Amar a Saori era un crimen contra el cielo. Lo sabía, y aun así lo sentía en cada rincón de su piel como un fuego imposible de extinguir. No era solo la diosa, no era solo Atenea: era la mujer que habitaba detrás de los templos, la que miraba con ojos humanos mientras cargaba el peso de una eternidad divina. Y yo, guerrero sin nombre, estaba condenado a desearla en silencio.
Desde que la vi, supe que nada en el Olimpo, ni los rayos de Zeus ni los mares de Poseidón, podrían arrancarme esa certeza: yo la amaba más allá del destino. Y en esa pasión estaba dispuesto a incendiar los cielos mismos. Si los dioses me señalaban, los desafiaría. Si los titanes despertaban, los abatiría.
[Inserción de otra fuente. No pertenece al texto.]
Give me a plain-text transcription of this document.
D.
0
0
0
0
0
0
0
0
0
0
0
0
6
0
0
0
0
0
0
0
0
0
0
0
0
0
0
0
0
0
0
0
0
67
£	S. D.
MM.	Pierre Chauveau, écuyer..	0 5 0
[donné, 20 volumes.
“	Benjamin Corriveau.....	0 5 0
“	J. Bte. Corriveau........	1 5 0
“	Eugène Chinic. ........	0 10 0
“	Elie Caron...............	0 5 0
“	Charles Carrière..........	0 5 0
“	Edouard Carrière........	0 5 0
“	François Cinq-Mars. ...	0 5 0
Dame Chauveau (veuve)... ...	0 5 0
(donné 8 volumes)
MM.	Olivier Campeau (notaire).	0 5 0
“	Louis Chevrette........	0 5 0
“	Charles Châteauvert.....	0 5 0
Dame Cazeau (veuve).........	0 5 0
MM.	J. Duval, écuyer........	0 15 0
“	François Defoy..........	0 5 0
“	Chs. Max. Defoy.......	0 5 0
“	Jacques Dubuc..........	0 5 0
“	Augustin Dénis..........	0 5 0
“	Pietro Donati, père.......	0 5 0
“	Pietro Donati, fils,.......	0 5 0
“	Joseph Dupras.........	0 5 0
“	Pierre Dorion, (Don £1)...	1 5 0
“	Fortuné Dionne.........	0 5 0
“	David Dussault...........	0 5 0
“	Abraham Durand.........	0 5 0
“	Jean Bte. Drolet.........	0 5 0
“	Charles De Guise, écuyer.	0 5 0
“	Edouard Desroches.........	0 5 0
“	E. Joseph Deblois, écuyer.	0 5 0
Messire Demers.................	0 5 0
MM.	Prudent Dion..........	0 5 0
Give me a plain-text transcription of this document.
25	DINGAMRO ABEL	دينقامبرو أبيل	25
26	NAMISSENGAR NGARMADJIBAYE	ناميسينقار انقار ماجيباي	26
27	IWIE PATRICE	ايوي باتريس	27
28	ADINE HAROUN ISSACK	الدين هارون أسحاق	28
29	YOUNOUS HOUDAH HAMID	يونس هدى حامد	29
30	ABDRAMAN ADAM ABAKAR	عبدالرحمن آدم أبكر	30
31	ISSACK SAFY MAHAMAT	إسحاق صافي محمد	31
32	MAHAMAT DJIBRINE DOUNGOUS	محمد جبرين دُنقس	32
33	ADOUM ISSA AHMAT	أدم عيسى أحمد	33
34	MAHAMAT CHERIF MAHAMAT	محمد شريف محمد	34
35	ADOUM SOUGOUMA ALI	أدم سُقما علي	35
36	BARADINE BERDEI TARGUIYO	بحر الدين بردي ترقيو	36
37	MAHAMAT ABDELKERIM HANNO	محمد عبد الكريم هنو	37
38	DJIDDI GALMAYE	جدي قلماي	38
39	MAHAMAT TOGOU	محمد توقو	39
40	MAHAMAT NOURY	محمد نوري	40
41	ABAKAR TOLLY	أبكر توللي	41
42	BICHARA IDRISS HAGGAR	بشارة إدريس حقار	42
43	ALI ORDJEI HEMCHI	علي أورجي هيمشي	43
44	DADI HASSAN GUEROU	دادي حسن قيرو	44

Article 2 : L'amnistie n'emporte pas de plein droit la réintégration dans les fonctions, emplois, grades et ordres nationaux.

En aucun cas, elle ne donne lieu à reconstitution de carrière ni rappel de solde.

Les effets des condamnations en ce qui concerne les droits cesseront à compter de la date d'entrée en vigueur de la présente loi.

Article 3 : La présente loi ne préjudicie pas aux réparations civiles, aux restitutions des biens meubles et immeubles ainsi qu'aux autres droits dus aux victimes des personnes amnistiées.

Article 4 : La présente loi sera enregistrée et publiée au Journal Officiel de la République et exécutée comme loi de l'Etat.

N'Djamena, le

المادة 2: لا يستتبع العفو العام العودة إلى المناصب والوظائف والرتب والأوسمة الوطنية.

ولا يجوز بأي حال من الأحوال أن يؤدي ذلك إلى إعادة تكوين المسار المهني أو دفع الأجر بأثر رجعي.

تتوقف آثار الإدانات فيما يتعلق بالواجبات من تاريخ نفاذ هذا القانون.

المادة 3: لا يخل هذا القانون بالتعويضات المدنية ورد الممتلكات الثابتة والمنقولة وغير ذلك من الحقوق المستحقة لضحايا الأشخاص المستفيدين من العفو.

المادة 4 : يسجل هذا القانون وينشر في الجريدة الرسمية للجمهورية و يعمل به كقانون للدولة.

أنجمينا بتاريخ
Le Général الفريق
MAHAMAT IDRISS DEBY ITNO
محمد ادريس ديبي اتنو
Si el mismo Hades reclamaba su vida, yo bajaría a su reino oscuro, rompería cadenas y desgarraría sombras hasta verla sonreír otra vez.
Ella nunca me permitió el descaro de un beso, pero en la sutileza de sus miradas había promesas que solo nosotros dos entendíamos. El coqueteo era un misterio guardado en los pliegues del cosmos: un roce breve, un silencio prolongado, una sonrisa contenida que se apagaba antes de encenderse. Nadie debía saberlo, porque los dioses no perdonan cuando un mortal ama a una diosa.
Cada vez que alzaba su báculo, yo veía la esfinge en sus manos y pensaba que así de cerca estaba mi destino: a un enigma que me devoraba. Yo era el guardián que debía protegerla, pero en lo más íntimo era también el hombre dispuesto a perderlo todo por una caricia suya.
Fui su espada oculta, su escudo anónimo, su cometa errante. Cuando la oscuridad de Hades quiso tragársela, yo rompí los cielos y bajé al abismo para traerla de vuelta, aunque la eternidad se partiera conmigo. Cuando los Olímpicos amenazaron con sus tronos, los desafié en silencio, sabiendo que mi amor era más fuerte que su ira.
Nunca hubo templo donde estuviéramos solos, pero en cada batalla se escribía nuestra confesión. Y en el instante en que mi sangre caía sobre la tierra, en cada herida que me dejaban los dioses, yo escuchaba su voz como un canto secreto: “No me dejes”. Y no la dejé. Ni la dejaré jamás.
Porque Saori no fue solo Atenea. Fue la mujer que me enseñó que incluso un dios puede temblar bajo la fuerza de un amor prohibido.
Y yo… yo fui el cometa que se escapó del Hades, del Olimpo y del mismo cielo, solo para arder en un universo donde únicamente existía ella.